I would've gone with "Repression State" myself, but hey....

Free-speech zones. Taser guns. Hidden cameras. Data mining. A new security curriculum. Private security contractors. Welcome to the homeland security campus.

From Harvard to UCLA, the ivory tower is fast becoming the latest watchtower in Fortress America. The terror warriors, having turned their attention to "violent radicalization and homegrown terrorism prevention"--as it was recently dubbed in a House of Representatives bill of the same name--have set out to reconquer that traditional hotbed of radicalization, the university.

Building a homeland security campus and bringing the university to heel is a seven-step mission:

1. Target dissidents. As the warfare state has triggered dissent, the campus has attracted increasing scrutiny--with student protesters in the cross hairs. The government's number-one target? Peace and justice organizations.

...

2. Lock and load.

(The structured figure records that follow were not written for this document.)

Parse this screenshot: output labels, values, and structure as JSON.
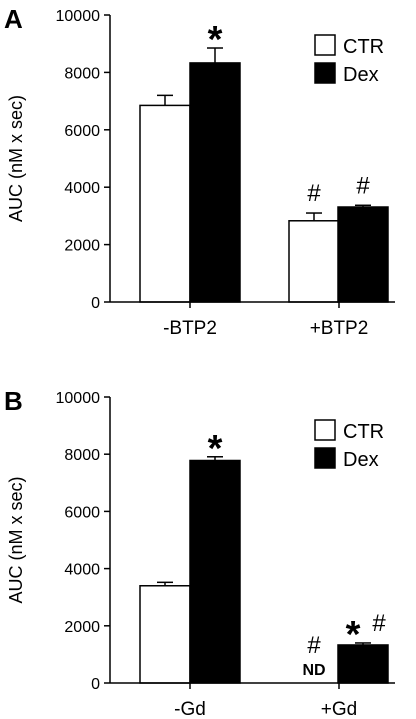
{
  "chart_data": [
    {
      "panel_label": "A",
      "type": "bar",
      "categories": [
        "-BTP2",
        "+BTP2"
      ],
      "ylabel": "AUC (nM x sec)",
      "xlabel": "",
      "ylim": [
        0,
        10000
      ],
      "yticks": [
        0,
        2000,
        4000,
        6000,
        8000,
        10000
      ],
      "legend_placement": "top-right",
      "series": [
        {
          "name": "CTR",
          "fill": "#ffffff",
          "values": [
            6850,
            2830
          ],
          "errors": [
            350,
            270
          ],
          "annotations": [
            "",
            "#"
          ]
        },
        {
          "name": "Dex",
          "fill": "#000000",
          "values": [
            8330,
            3310
          ],
          "errors": [
            520,
            60
          ],
          "annotations": [
            "*",
            "#"
          ]
        }
      ]
    },
    {
      "panel_label": "B",
      "type": "bar",
      "categories": [
        "-Gd",
        "+Gd"
      ],
      "ylabel": "AUC (nM x sec)",
      "xlabel": "",
      "ylim": [
        0,
        10000
      ],
      "yticks": [
        0,
        2000,
        4000,
        6000,
        8000,
        10000
      ],
      "legend_placement": "top-right",
      "series": [
        {
          "name": "CTR",
          "fill": "#ffffff",
          "values": [
            3400,
            0
          ],
          "errors": [
            120,
            0
          ],
          "annotations": [
            "",
            "#"
          ],
          "value_labels": [
            "",
            "ND"
          ]
        },
        {
          "name": "Dex",
          "fill": "#000000",
          "values": [
            7780,
            1330
          ],
          "errors": [
            130,
            70
          ],
          "annotations": [
            "*",
            "* #"
          ]
        }
      ]
    }
  ]
}
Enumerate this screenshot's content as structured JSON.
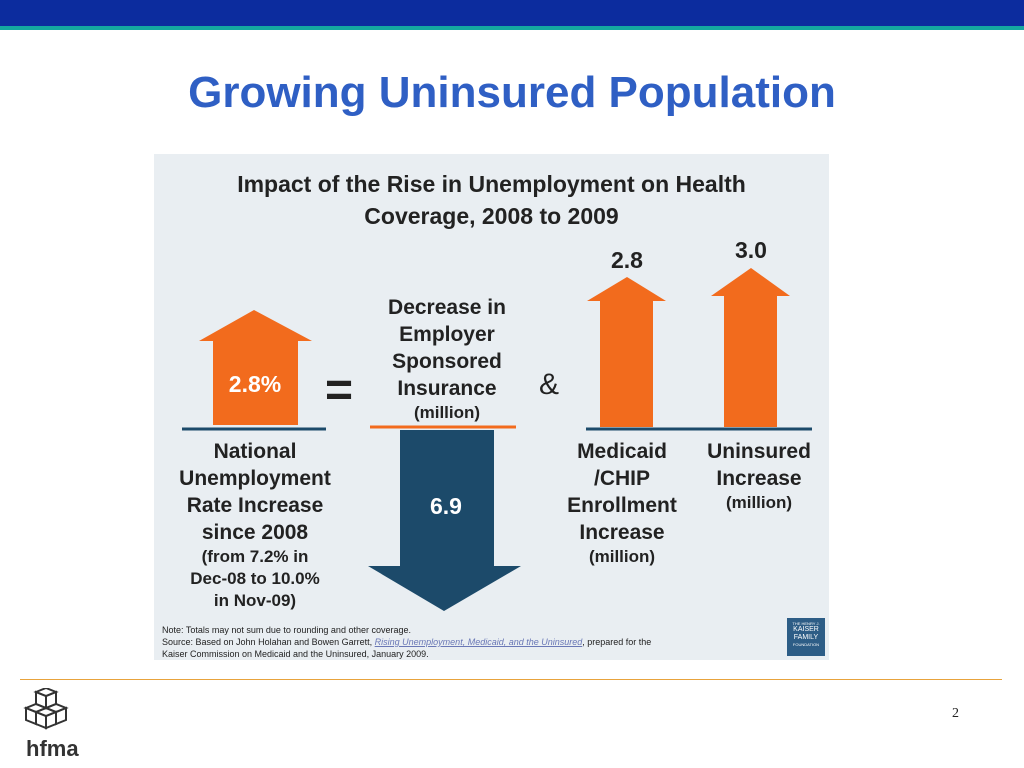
{
  "slide": {
    "title": "Growing Uninsured Population",
    "page_number": "2",
    "logo_text": "hfma"
  },
  "colors": {
    "top_band": "#0c2c9e",
    "teal_rule": "#14a8a0",
    "title": "#2f5fc4",
    "up_arrow": "#f26b1d",
    "down_arrow": "#1c4a6a",
    "panel": "#e9eef2",
    "footer_rule": "#e8a33c"
  },
  "chart_data": {
    "type": "bar",
    "title_line1": "Impact of the Rise in Unemployment on Health",
    "title_line2": "Coverage, 2008 to 2009",
    "grid": false,
    "equals_symbol": "=",
    "and_symbol": "&",
    "unemployment": {
      "value": 2.8,
      "label": "2.8%",
      "caption_lines": [
        "National",
        "Unemployment",
        "Rate Increase",
        "since 2008"
      ],
      "sub_lines": [
        "(from 7.2% in",
        "Dec-08 to 10.0%",
        "in Nov-09)"
      ]
    },
    "employer": {
      "value": -6.9,
      "label": "6.9",
      "caption_lines": [
        "Decrease in",
        "Employer",
        "Sponsored",
        "Insurance"
      ],
      "sub_lines": [
        "(million)"
      ]
    },
    "medicaid": {
      "value": 2.8,
      "label": "2.8",
      "caption_lines": [
        "Medicaid",
        "/CHIP",
        "Enrollment",
        "Increase"
      ],
      "sub_lines": [
        "(million)"
      ]
    },
    "uninsured": {
      "value": 3.0,
      "label": "3.0",
      "caption_lines": [
        "Uninsured",
        "Increase"
      ],
      "sub_lines": [
        "(million)"
      ]
    },
    "note": "Note: Totals may not sum due to rounding and other coverage.",
    "source_prefix": "Source: Based on John Holahan and Bowen Garrett,",
    "source_link": "Rising Unemployment, Medicaid, and the Uninsured",
    "source_suffix": ", prepared for the",
    "source_line3": "Kaiser Commission on Medicaid and the Uninsured, January 2009.",
    "org_logo": {
      "line1": "THE HENRY J.",
      "line2": "KAISER",
      "line3": "FAMILY",
      "line4": "FOUNDATION"
    }
  }
}
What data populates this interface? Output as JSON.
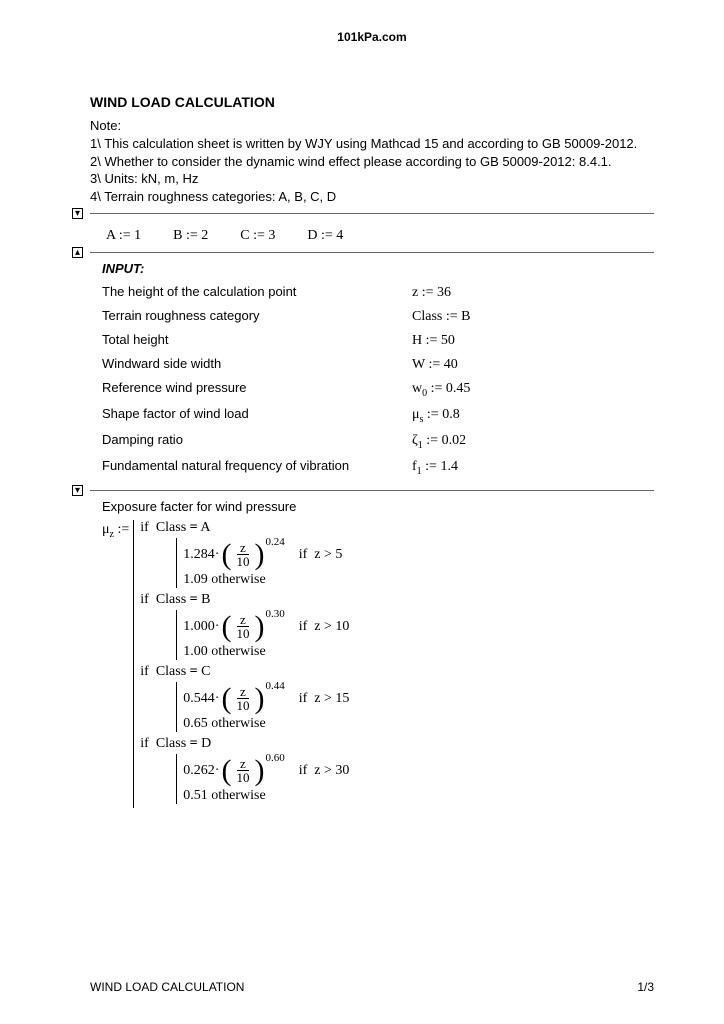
{
  "site": "101kPa.com",
  "title": "WIND LOAD CALCULATION",
  "noteLabel": "Note:",
  "notes": [
    "1\\ This calculation sheet is written by WJY using Mathcad 15 and according to GB 50009-2012.",
    "2\\ Whether to consider the dynamic wind effect please according to GB 50009-2012: 8.4.1.",
    "3\\ Units: kN, m, Hz",
    "4\\ Terrain roughness categories: A, B, C, D"
  ],
  "constants": [
    {
      "sym": "A",
      "val": "1"
    },
    {
      "sym": "B",
      "val": "2"
    },
    {
      "sym": "C",
      "val": "3"
    },
    {
      "sym": "D",
      "val": "4"
    }
  ],
  "inputHeader": "INPUT:",
  "inputs": [
    {
      "label": "The height of the calculation point",
      "sym": "z",
      "sub": "",
      "val": "36"
    },
    {
      "label": "Terrain roughness category",
      "sym": "Class",
      "sub": "",
      "val": "B"
    },
    {
      "label": "Total height",
      "sym": "H",
      "sub": "",
      "val": "50"
    },
    {
      "label": "Windward side width",
      "sym": "W",
      "sub": "",
      "val": "40"
    },
    {
      "label": "Reference wind pressure",
      "sym": "w",
      "sub": "0",
      "val": "0.45"
    },
    {
      "label": "Shape factor of wind load",
      "sym": "μ",
      "sub": "s",
      "val": "0.8"
    },
    {
      "label": "Damping ratio",
      "sym": "ζ",
      "sub": "1",
      "val": "0.02"
    },
    {
      "label": "Fundamental natural frequency of vibration",
      "sym": "f",
      "sub": "1",
      "val": "1.4"
    }
  ],
  "exposureTitle": "Exposure facter for wind pressure",
  "muz": {
    "lhs": "μ",
    "lhsSub": "z",
    "assign": ":=",
    "classes": [
      {
        "cls": "A",
        "coef": "1.284",
        "exp": "0.24",
        "zcond": "z > 5",
        "otherwise": "1.09"
      },
      {
        "cls": "B",
        "coef": "1.000",
        "exp": "0.30",
        "zcond": "z > 10",
        "otherwise": "1.00"
      },
      {
        "cls": "C",
        "coef": "0.544",
        "exp": "0.44",
        "zcond": "z > 15",
        "otherwise": "0.65"
      },
      {
        "cls": "D",
        "coef": "0.262",
        "exp": "0.60",
        "zcond": "z > 30",
        "otherwise": "0.51"
      }
    ],
    "fracNum": "z",
    "fracDen": "10",
    "ifWord": "if",
    "classWord": "Class",
    "eqWord": "=",
    "otherwiseWord": "otherwise"
  },
  "footer": {
    "title": "WIND LOAD CALCULATION",
    "page": "1/3"
  },
  "toggles": {
    "expand": "▾",
    "collapse": "▴"
  }
}
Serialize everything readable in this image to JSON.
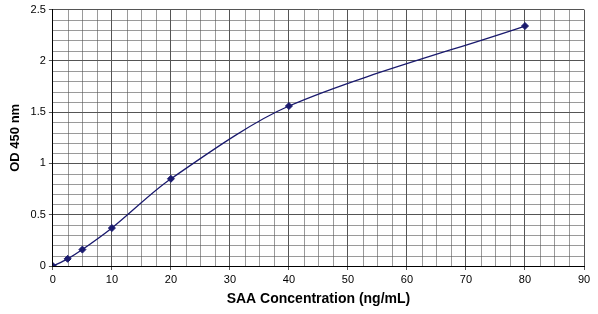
{
  "chart_data": {
    "type": "line",
    "x_label": "SAA Concentration (ng/mL)",
    "y_label": "OD 450 nm",
    "x": [
      0,
      2.5,
      5,
      10,
      20,
      40,
      80
    ],
    "values": [
      0,
      0.07,
      0.16,
      0.37,
      0.85,
      1.56,
      2.34
    ],
    "color": "#1a1a6e",
    "marker": "diamond",
    "line_style": "solid",
    "xlim": [
      0,
      90
    ],
    "xticks": [
      0,
      10,
      20,
      30,
      40,
      50,
      60,
      70,
      80,
      90
    ],
    "ylim": [
      0,
      2.5
    ],
    "yticks": [
      0,
      0.5,
      1,
      1.5,
      2,
      2.5
    ],
    "grid": true
  }
}
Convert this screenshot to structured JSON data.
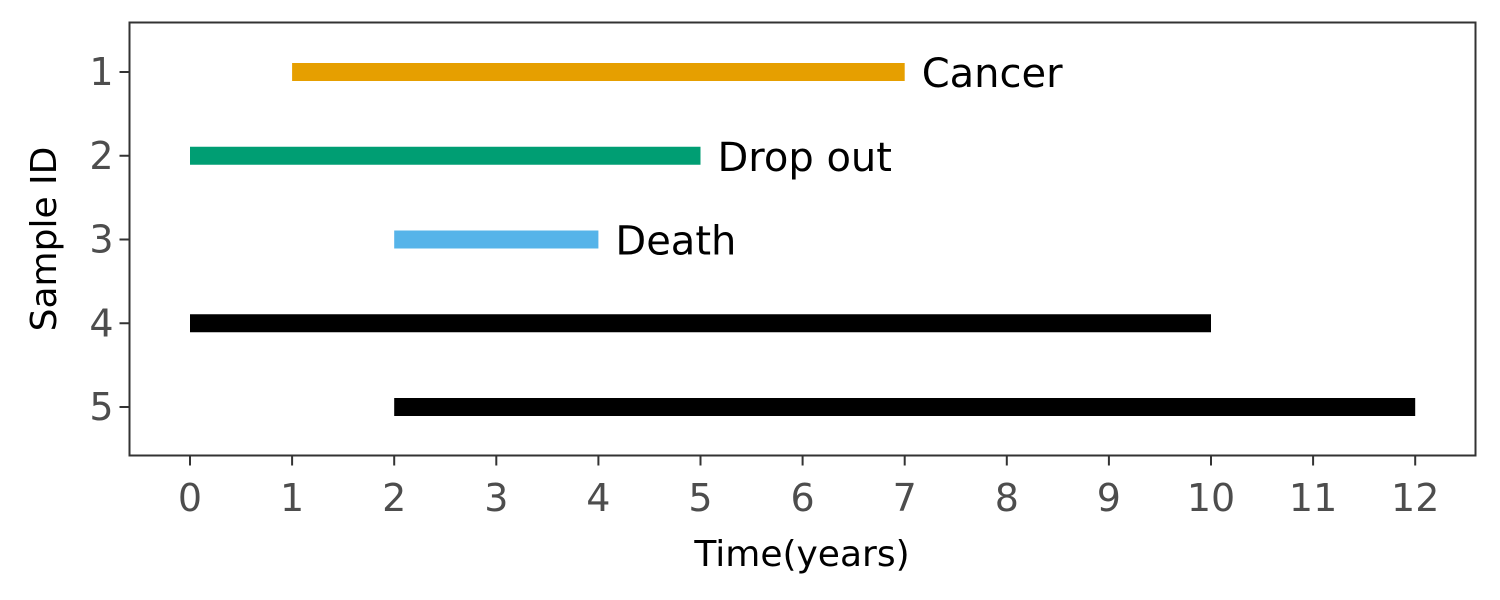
{
  "chart_data": {
    "type": "timeline",
    "xlabel": "Time(years)",
    "ylabel": "Sample ID",
    "xlim": [
      -0.6,
      12.6
    ],
    "x_ticks": [
      0,
      1,
      2,
      3,
      4,
      5,
      6,
      7,
      8,
      9,
      10,
      11,
      12
    ],
    "y_categories": [
      "1",
      "2",
      "3",
      "4",
      "5"
    ],
    "grid": false,
    "segments": [
      {
        "id": "1",
        "start": 1,
        "end": 7,
        "label": "Cancer",
        "color": "#E69F00"
      },
      {
        "id": "2",
        "start": 0,
        "end": 5,
        "label": "Drop out",
        "color": "#009E73"
      },
      {
        "id": "3",
        "start": 2,
        "end": 4,
        "label": "Death",
        "color": "#56B4E9"
      },
      {
        "id": "4",
        "start": 0,
        "end": 10,
        "label": "",
        "color": "#000000"
      },
      {
        "id": "5",
        "start": 2,
        "end": 12,
        "label": "",
        "color": "#000000"
      }
    ]
  }
}
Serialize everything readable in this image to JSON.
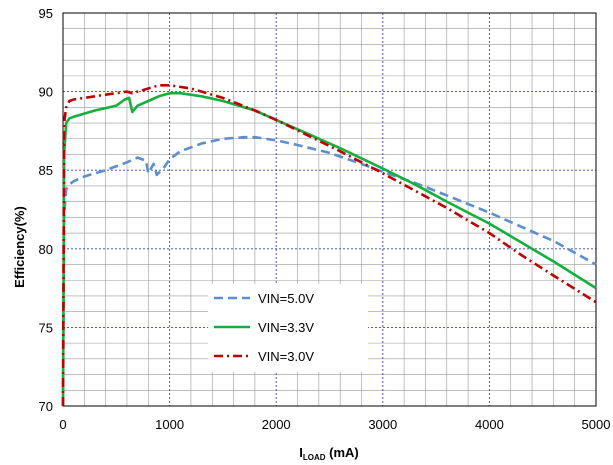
{
  "chart_data": {
    "type": "line",
    "ylabel": "Efficiency(%)",
    "xlabel": {
      "main": "I",
      "sub": "LOAD",
      "unit": " (mA)"
    },
    "xlim": [
      0,
      5000
    ],
    "ylim": [
      70,
      95
    ],
    "x_ticks": [
      0,
      1000,
      2000,
      3000,
      4000,
      5000
    ],
    "y_ticks": [
      70,
      75,
      80,
      85,
      90,
      95
    ],
    "x_major_step": 1000,
    "x_minor_step": 200,
    "y_major_step": 5,
    "y_minor_step": 1,
    "grid": true,
    "legend_position": "center-left",
    "series": [
      {
        "name": "VIN=5.0V",
        "color": "#5B8FD0",
        "dash": "dashed",
        "points": [
          [
            0,
            70
          ],
          [
            10,
            82
          ],
          [
            30,
            83.8
          ],
          [
            60,
            84.1
          ],
          [
            100,
            84.3
          ],
          [
            200,
            84.6
          ],
          [
            400,
            85
          ],
          [
            600,
            85.5
          ],
          [
            700,
            85.8
          ],
          [
            780,
            85.6
          ],
          [
            800,
            84.8
          ],
          [
            850,
            85.4
          ],
          [
            880,
            84.7
          ],
          [
            950,
            85.2
          ],
          [
            1000,
            85.7
          ],
          [
            1100,
            86.2
          ],
          [
            1300,
            86.7
          ],
          [
            1500,
            87
          ],
          [
            1700,
            87.1
          ],
          [
            1800,
            87.1
          ],
          [
            2000,
            86.9
          ],
          [
            2200,
            86.6
          ],
          [
            2500,
            86.1
          ],
          [
            2800,
            85.4
          ],
          [
            3000,
            84.9
          ],
          [
            3300,
            84.2
          ],
          [
            3600,
            83.4
          ],
          [
            4000,
            82.3
          ],
          [
            4300,
            81.4
          ],
          [
            4600,
            80.5
          ],
          [
            5000,
            79
          ]
        ]
      },
      {
        "name": "VIN=3.3V",
        "color": "#13B13C",
        "dash": "solid",
        "points": [
          [
            0,
            70
          ],
          [
            10,
            86
          ],
          [
            30,
            88
          ],
          [
            60,
            88.3
          ],
          [
            100,
            88.4
          ],
          [
            200,
            88.6
          ],
          [
            300,
            88.8
          ],
          [
            500,
            89.1
          ],
          [
            580,
            89.5
          ],
          [
            620,
            89.6
          ],
          [
            650,
            88.7
          ],
          [
            700,
            89.1
          ],
          [
            800,
            89.4
          ],
          [
            900,
            89.7
          ],
          [
            1000,
            89.9
          ],
          [
            1100,
            89.9
          ],
          [
            1300,
            89.7
          ],
          [
            1500,
            89.4
          ],
          [
            1800,
            88.8
          ],
          [
            2000,
            88.2
          ],
          [
            2300,
            87.3
          ],
          [
            2600,
            86.4
          ],
          [
            3000,
            85.1
          ],
          [
            3300,
            84.1
          ],
          [
            3600,
            83
          ],
          [
            4000,
            81.6
          ],
          [
            4300,
            80.4
          ],
          [
            4600,
            79.2
          ],
          [
            5000,
            77.5
          ]
        ]
      },
      {
        "name": "VIN=3.0V",
        "color": "#C00000",
        "dash": "dashdot",
        "points": [
          [
            0,
            70
          ],
          [
            10,
            88
          ],
          [
            30,
            89
          ],
          [
            60,
            89.4
          ],
          [
            100,
            89.5
          ],
          [
            200,
            89.6
          ],
          [
            400,
            89.8
          ],
          [
            600,
            90
          ],
          [
            650,
            89.9
          ],
          [
            700,
            90
          ],
          [
            800,
            90.2
          ],
          [
            900,
            90.4
          ],
          [
            1000,
            90.4
          ],
          [
            1200,
            90.2
          ],
          [
            1500,
            89.6
          ],
          [
            1800,
            88.8
          ],
          [
            2000,
            88.2
          ],
          [
            2300,
            87.2
          ],
          [
            2600,
            86.2
          ],
          [
            3000,
            84.8
          ],
          [
            3300,
            83.7
          ],
          [
            3600,
            82.6
          ],
          [
            4000,
            81
          ],
          [
            4300,
            79.6
          ],
          [
            4600,
            78.3
          ],
          [
            5000,
            76.6
          ]
        ]
      }
    ]
  }
}
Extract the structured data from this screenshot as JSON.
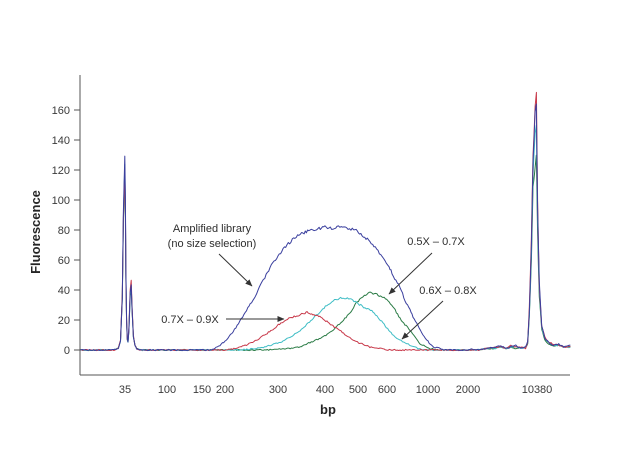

Many campus police departments are morphing into heavily armed garrisons, equipped with a wide array of weaponry, from Taser stun guns and pepper guns to shotguns and semiautomatic rifles.

...

3. Keep an eye (or hundreds of them) focused on campus. Surveillance has become a boom industry nationally--one that now reaches deep into the heart of campuses.

...

4. Mine student records. Student records have in recent years been opened up to all manner of data mining for purposes of investigation, recruitment or just all-purpose tracking.


And so on.... click the link for the whole article; I've omitted a fairly large amount.

One of the things that makes this possible is the corporatization of the university structure. Fight that, and it becomes harder to make, say, Oregon State into Police State.

If I were faculty, I'd be fighting a lot of this under the purview of academic freedom and/or working conditions - how is free inquiry supposed to happen in such an environment?

Hint: It's not. A large part of this is really about reining in anything remotely resembling free inquiry. It has little, if anything, to do with terrorism, and a lot to do with ideology.